Una oscura conexión existe entre (1) los asesinatos a sangre fría perpetrados por las fuerzas policiales que la ministra Patricia Bullrich defiende a capa y espada, (2) las tramas corruptas que involucran a funcionarios de inteligencia, espías y periodistas en causas como las que investiga el Juez Ramos Padilla en Dolores, (3) las operaciones financieras al servicio de familiares y amigos, y las cuentas off-shore de funcionarios y (4) las declaraciones de guerra que el presidente Macri y sus secuaces pronuncian desatinadamente en estos días para revertir (dicen) el «palazo» de las últimas elecciones que (sin embargo) «no existieron»: extraña paradoja que expresa el maestro Zen devenido primer mandatario.

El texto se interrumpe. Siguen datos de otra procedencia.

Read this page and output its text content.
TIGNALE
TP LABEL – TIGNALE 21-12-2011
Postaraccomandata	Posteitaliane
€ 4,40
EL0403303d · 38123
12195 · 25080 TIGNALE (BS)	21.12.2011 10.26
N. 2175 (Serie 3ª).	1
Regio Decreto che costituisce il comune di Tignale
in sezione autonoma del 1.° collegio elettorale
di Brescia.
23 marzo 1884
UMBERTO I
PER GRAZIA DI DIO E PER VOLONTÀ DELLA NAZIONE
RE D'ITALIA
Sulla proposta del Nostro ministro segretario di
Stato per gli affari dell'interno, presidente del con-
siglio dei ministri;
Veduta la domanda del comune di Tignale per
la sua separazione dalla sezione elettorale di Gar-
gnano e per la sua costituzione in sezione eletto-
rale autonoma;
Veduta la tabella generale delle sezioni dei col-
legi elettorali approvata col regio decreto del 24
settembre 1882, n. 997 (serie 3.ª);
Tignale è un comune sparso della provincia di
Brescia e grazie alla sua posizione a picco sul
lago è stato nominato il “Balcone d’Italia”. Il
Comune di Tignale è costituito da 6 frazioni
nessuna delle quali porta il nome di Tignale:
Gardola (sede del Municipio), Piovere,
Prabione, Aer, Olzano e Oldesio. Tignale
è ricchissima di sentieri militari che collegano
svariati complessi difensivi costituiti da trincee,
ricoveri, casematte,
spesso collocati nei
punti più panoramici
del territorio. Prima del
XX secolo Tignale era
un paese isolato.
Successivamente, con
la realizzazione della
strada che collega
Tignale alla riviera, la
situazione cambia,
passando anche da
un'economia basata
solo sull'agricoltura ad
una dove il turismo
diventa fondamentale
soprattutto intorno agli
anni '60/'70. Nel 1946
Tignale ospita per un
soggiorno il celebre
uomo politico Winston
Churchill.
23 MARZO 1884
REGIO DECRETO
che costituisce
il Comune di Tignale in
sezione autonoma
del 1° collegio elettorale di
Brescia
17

También existe un hilo invisible entre la catástrofe medioambiental en la Amazonia que mantiene en vilo a la opinión pública mundial en estas horas y la política de «tierra arrasada» que practica el gobierno y quienes con sus políticas se benefician: agroexportadores, compañías mineras y energéticas. 

¿Quién se acuerda hoy de las banderolas que Greenpeace desplegó en la exposición de la Rural hace unas semanas denunciando las practicas sistemáticas en el monte argentino que anuncian catástrofes análogas en nuestro territorio a lo que ocurre en la Amazonia? Macri, como Bolsonaro, reaccionó de manera análoga ante la denuncia: le inició una causa judicial penal contra la ONG internacional. Y Greenpeace respondió de manera análoga al modo en que lo hizo ante las denuncias de Bolsonaro, tildando las denuncias de ridículas y malintencionadas. 

¿Todos somos Amazonia?

Definitivamente, de poco sirve publicar mensajes en las redes sociales llamando la atención sobre la tragedia que los incendios suponen, al tiempo que hacemos oídos sordos o practicamos la equidistancia de los santos frente a los reclamos de justicia que apuntan a las causas profundas (políticas e ideológicas) de esas catástrofes naturales que todos repudiamos.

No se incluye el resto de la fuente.